The band concluded the performance ironically with Jimmy Buffett’s 1999 comedic math-hating anthem “Math Suks.” The members of Heine Borel certainly enjoy a good joke. In fact, the name of the band itself is a pun. The first part comes from a mathematical theorem, band member Anthony Masso-Rivetti explained.

“The Heine Borel theorem basically states that any closed and bounded set in a real vector space is compact,” he said. “One of the characteristics of a compact set is that any open cover has a finite subcover.”

He added that the second half of the band’s name is what makes it humorous to those who understand high-level mathematics.

“Basically, it’s redundant,” he said. “Heine Borel and finite subcover are the same thing mathematically.”

As the band actually began to take shape, it became apparent that the sophomores not only share a passion for mathematics but are universally musically talented. Even Kosobucki, the only member without prior musical experience, has since picked up the tambourine and played it in one song during the performance.

Masso-Rivetti, who participated in orchestra in high school and has been playing viola since second grade, lends those talents to the band. He also recently picked up the melodica.

“It was fairly easy to learn because I had played piano for about seven years prior to that,” he said.

Heine Borel band members Bill Kim (left to right), Anthony Masso-Rivetti and Gabe Sargent pose with their melodicas while practicing for the performance.
Heine Borel band members Bill Kim (left to right), Anthony Masso-Rivetti and Gabe Sargent pose with their melodicas while practicing for the performance.


As a singer in the band, Herzog also draws on extensive musical experience.

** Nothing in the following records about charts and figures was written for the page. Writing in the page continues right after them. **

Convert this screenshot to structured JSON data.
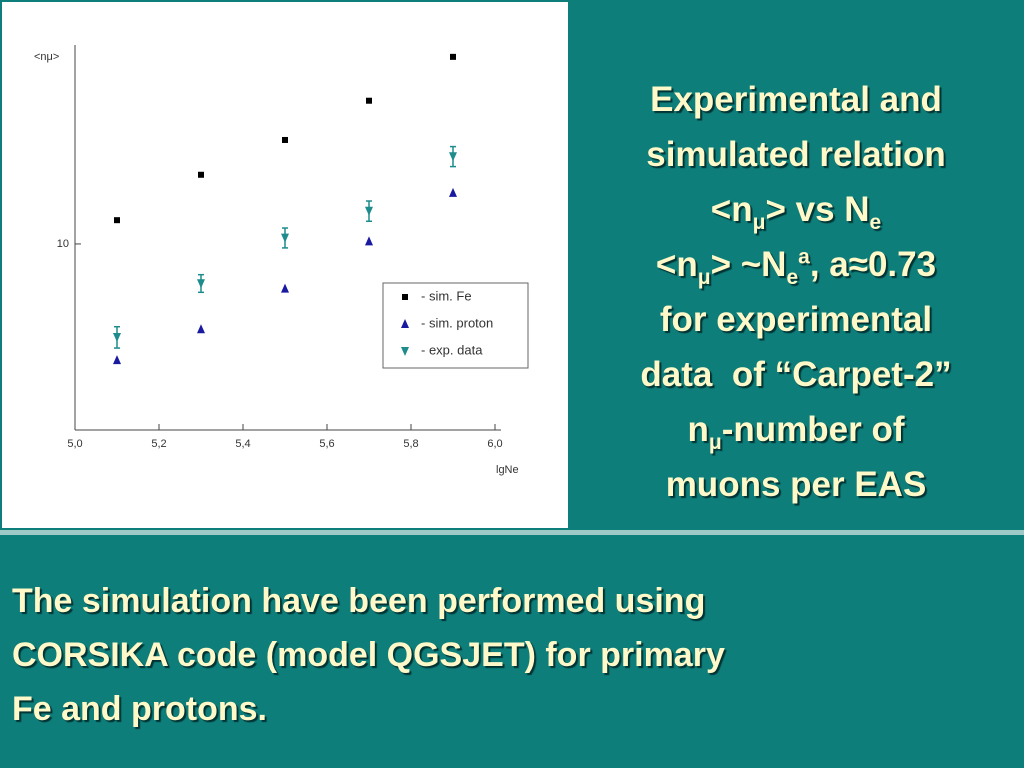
{
  "chart_data": {
    "type": "scatter",
    "yscale": "log",
    "ylabel": "<nμ>",
    "xlabel": "lgNe",
    "x": [
      5.1,
      5.3,
      5.5,
      5.7,
      5.9
    ],
    "xlim": [
      5.0,
      6.0
    ],
    "xticks": [
      {
        "value": 5.0,
        "label": "5,0"
      },
      {
        "value": 5.2,
        "label": "5,2"
      },
      {
        "value": 5.4,
        "label": "5,4"
      },
      {
        "value": 5.6,
        "label": "5,6"
      },
      {
        "value": 5.8,
        "label": "5,8"
      },
      {
        "value": 6.0,
        "label": "6,0"
      }
    ],
    "ylim": [
      2.4,
      46
    ],
    "yticks": [
      10
    ],
    "legend": "right",
    "series": [
      {
        "name": "- sim. Fe",
        "color": "#000000",
        "marker": "square",
        "values": [
          12.0,
          17.0,
          22.2,
          30.0,
          42.0
        ]
      },
      {
        "name": "- sim. proton",
        "color": "#1a1aa0",
        "marker": "triangle-up",
        "values": [
          4.1,
          5.2,
          7.1,
          10.2,
          14.8
        ]
      },
      {
        "name": "- exp. data",
        "color": "#1e8c8c",
        "marker": "triangle-down",
        "values": [
          4.9,
          7.4,
          10.5,
          12.9,
          19.6
        ],
        "errors": [
          0.4,
          0.5,
          0.8,
          1.0,
          1.5
        ]
      }
    ]
  },
  "side_text": [
    [
      "Experimental and"
    ],
    [
      "simulated relation"
    ],
    [
      "<n",
      {
        "sub": "μ"
      },
      "> vs N",
      {
        "sub": "e"
      }
    ],
    [
      "<n",
      {
        "sub": "μ"
      },
      "> ~N",
      {
        "sub": "e"
      },
      {
        "sup": "a"
      },
      ", a≈0.73"
    ],
    [
      "for experimental"
    ],
    [
      "data  of “Carpet-2”"
    ],
    [
      "n",
      {
        "sub": "μ"
      },
      "-number of"
    ],
    [
      "muons per EAS"
    ]
  ],
  "bottom_text": [
    "The simulation have been performed using",
    "CORSIKA code (model QGSJET) for primary",
    "Fe and protons."
  ]
}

“I’ve been in some sort of choir pretty continuously since fifth grade,” he said. “I’m currently in the Folk Choir here.”

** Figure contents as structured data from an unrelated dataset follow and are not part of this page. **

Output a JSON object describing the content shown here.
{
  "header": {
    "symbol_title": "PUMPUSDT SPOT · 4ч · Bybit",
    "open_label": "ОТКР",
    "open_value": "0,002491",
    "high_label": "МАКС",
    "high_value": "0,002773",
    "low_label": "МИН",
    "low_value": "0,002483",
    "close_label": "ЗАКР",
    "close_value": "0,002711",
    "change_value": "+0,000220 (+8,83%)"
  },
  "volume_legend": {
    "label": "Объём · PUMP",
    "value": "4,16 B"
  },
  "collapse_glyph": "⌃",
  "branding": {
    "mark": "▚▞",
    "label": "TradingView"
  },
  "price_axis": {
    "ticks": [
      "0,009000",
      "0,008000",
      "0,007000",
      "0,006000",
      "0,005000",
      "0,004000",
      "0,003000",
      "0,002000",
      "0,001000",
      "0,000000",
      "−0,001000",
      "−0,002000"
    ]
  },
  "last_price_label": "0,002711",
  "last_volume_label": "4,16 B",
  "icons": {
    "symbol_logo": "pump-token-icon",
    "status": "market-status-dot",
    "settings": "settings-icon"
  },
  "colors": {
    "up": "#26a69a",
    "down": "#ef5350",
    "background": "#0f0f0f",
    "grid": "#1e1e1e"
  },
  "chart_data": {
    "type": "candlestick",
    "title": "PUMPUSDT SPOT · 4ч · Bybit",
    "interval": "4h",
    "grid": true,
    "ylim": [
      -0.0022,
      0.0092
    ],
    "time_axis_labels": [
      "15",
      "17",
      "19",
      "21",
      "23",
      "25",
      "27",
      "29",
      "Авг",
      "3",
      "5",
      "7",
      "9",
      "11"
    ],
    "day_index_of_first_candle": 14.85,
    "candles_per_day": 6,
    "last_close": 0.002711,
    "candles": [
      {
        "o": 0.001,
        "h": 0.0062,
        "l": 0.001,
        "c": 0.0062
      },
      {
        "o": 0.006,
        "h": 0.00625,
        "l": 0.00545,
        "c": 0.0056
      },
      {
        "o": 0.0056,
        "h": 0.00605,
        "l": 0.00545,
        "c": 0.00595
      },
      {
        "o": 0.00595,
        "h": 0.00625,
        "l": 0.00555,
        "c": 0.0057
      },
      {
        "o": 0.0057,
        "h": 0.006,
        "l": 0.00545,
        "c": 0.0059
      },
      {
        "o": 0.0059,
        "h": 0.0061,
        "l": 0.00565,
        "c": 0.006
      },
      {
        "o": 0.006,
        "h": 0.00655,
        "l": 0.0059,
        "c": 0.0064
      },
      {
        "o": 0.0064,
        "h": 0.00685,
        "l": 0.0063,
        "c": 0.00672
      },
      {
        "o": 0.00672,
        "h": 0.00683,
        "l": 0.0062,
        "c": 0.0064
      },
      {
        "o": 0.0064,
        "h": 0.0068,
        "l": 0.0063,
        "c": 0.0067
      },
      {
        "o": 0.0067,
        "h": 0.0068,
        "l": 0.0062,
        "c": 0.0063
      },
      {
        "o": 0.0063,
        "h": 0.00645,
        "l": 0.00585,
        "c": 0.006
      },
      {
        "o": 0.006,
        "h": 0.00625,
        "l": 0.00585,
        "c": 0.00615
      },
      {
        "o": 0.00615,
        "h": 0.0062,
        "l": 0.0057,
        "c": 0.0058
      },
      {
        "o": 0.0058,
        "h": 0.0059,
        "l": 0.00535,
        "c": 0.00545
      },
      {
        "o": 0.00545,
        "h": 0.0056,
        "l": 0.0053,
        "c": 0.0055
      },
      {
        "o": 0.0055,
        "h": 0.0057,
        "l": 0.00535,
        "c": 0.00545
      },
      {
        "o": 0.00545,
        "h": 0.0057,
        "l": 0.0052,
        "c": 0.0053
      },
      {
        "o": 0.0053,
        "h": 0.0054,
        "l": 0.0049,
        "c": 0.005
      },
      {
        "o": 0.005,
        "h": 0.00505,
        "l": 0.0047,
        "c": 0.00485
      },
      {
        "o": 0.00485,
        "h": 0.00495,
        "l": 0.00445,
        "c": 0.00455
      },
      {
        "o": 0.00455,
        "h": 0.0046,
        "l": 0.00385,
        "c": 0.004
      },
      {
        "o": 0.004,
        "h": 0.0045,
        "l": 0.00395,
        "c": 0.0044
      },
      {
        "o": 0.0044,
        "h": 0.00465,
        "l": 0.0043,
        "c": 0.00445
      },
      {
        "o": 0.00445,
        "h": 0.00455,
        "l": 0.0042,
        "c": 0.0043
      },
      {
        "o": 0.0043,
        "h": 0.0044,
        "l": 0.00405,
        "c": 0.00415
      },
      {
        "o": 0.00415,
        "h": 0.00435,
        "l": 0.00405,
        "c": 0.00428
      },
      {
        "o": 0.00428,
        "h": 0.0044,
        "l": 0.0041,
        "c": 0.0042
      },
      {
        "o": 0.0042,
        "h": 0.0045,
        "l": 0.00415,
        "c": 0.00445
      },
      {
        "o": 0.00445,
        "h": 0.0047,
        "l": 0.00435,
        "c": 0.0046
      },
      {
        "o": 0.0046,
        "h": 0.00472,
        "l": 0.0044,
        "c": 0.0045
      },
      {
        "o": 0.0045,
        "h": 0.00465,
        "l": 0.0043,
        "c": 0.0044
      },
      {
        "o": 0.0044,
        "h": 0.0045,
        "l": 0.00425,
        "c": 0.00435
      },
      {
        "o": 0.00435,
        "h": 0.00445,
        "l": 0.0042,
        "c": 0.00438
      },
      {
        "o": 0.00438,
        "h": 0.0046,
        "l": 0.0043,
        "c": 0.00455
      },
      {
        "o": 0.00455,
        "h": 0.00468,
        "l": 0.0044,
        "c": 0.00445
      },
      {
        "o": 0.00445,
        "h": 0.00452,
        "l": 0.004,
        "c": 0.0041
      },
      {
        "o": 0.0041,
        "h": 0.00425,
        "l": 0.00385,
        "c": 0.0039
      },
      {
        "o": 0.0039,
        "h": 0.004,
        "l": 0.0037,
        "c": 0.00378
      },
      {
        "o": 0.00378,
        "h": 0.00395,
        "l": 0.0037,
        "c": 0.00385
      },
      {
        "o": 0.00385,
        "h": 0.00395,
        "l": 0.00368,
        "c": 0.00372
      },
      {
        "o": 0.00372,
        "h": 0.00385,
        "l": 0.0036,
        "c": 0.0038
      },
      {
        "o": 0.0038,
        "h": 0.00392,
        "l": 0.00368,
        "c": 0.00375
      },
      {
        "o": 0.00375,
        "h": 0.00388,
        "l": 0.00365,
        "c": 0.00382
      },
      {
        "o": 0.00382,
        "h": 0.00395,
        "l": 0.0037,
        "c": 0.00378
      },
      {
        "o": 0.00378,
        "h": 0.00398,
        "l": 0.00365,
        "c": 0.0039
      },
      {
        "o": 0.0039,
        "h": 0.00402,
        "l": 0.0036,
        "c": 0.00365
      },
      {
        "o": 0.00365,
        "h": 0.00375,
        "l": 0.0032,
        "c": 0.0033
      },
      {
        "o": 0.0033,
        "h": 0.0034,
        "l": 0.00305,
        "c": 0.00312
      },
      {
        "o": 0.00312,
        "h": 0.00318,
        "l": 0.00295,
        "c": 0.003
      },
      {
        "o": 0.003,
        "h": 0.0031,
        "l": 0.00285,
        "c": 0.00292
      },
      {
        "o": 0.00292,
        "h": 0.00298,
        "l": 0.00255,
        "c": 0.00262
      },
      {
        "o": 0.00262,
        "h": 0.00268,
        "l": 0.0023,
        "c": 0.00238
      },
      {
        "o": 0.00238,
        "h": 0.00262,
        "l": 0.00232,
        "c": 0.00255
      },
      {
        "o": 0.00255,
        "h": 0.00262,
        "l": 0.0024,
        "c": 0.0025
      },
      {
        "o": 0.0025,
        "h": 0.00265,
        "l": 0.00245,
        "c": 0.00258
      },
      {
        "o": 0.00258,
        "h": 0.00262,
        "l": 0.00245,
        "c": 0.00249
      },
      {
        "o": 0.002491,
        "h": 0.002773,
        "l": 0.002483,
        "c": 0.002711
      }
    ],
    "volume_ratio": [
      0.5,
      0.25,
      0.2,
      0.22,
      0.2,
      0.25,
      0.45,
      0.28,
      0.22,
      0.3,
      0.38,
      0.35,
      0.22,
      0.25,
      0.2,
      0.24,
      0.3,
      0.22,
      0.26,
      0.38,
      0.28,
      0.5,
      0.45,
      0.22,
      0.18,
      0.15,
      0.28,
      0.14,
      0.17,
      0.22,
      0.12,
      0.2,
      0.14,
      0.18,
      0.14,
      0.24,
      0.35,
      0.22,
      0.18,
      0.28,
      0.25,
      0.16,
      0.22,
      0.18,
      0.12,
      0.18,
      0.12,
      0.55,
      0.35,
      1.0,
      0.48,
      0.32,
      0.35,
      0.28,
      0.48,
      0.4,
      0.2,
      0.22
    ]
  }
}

Heine Borel also features musicians talented in guitar, piano, flute and cello. Although the band currently has no formal practice times, the members see each other every day.

“We practiced as we were preparing the performance,” Herzog said. “But we have enough classes together and work on homework as a group enough that even if it’s not an official band event, members of the band are gathering, and it comes up in conversation eventually.”

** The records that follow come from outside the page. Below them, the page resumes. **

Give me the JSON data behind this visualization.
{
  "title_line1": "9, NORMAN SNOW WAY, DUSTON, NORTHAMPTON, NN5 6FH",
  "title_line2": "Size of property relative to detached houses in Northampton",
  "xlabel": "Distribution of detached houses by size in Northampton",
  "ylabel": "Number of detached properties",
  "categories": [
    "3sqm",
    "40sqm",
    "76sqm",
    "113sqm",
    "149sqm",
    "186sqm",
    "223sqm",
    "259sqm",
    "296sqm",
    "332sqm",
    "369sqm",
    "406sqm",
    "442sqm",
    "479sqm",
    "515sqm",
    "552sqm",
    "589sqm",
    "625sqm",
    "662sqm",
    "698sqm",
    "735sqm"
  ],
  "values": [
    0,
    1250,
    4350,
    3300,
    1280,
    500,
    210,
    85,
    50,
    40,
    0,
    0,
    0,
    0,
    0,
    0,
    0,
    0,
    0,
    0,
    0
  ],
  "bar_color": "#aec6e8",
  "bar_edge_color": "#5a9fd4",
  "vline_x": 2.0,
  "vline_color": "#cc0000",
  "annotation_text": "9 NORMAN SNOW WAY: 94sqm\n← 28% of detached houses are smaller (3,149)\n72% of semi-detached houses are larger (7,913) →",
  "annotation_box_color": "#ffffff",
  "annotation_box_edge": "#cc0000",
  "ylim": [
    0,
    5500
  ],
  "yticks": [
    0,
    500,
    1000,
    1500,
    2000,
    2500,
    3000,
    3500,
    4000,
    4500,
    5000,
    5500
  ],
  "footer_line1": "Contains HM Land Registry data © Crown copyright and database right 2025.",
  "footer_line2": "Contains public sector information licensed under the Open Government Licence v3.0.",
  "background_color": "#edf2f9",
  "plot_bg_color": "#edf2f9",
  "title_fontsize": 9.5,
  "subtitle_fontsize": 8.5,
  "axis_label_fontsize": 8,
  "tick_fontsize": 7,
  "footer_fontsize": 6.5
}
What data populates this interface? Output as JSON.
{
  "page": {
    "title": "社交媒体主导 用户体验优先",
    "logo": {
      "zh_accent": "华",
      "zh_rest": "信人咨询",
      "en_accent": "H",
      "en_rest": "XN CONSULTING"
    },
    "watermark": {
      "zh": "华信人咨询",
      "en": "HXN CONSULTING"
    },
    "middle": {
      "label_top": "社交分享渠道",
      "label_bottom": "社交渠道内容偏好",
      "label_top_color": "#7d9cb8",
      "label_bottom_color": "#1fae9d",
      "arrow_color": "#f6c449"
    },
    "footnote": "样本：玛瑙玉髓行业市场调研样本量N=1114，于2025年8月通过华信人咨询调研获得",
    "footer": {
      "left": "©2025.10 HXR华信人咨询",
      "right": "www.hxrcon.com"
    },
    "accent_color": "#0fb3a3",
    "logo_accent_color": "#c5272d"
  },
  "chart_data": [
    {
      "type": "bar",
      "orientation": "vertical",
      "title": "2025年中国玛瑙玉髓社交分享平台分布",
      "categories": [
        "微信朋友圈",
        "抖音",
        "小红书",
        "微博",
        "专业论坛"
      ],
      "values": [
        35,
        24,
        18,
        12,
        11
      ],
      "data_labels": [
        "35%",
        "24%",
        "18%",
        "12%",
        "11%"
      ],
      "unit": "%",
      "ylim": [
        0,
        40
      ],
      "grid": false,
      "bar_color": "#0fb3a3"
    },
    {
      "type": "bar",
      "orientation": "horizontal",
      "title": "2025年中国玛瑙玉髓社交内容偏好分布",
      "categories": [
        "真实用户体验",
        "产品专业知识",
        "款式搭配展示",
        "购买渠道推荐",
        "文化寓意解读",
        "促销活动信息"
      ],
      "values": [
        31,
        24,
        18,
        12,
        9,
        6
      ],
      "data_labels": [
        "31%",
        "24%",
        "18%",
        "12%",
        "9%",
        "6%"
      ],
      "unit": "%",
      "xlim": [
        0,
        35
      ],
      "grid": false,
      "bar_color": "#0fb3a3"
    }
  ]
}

Kosobucki agreed it is the strong sense of community among the Honors Math majors that made Heine Borel possible.

“[The major] winnowed down from like 40 to only 10 of us left, so I feel like we’ve gotten closer through that and going through the classes as hard as they are,” she said. “We’re forced to stick together.”

Currently, the band is looking for more venues and events to perform at and plans to hold a concert in Hayes-Healy Hall in the near future. Details about other possible upcoming performances will be found on Instagram @heine_borel_nd as they become available. Heine Borel’s next confirmed performance will be at AcoustiCafé on Thursday, April 7 at 10 p.m.

“If we have an audience as engaged as the first one, I think that’d be fantastic,” Herzog said. “It was already above and beyond our expectations, so just to get back to that would be incredible.”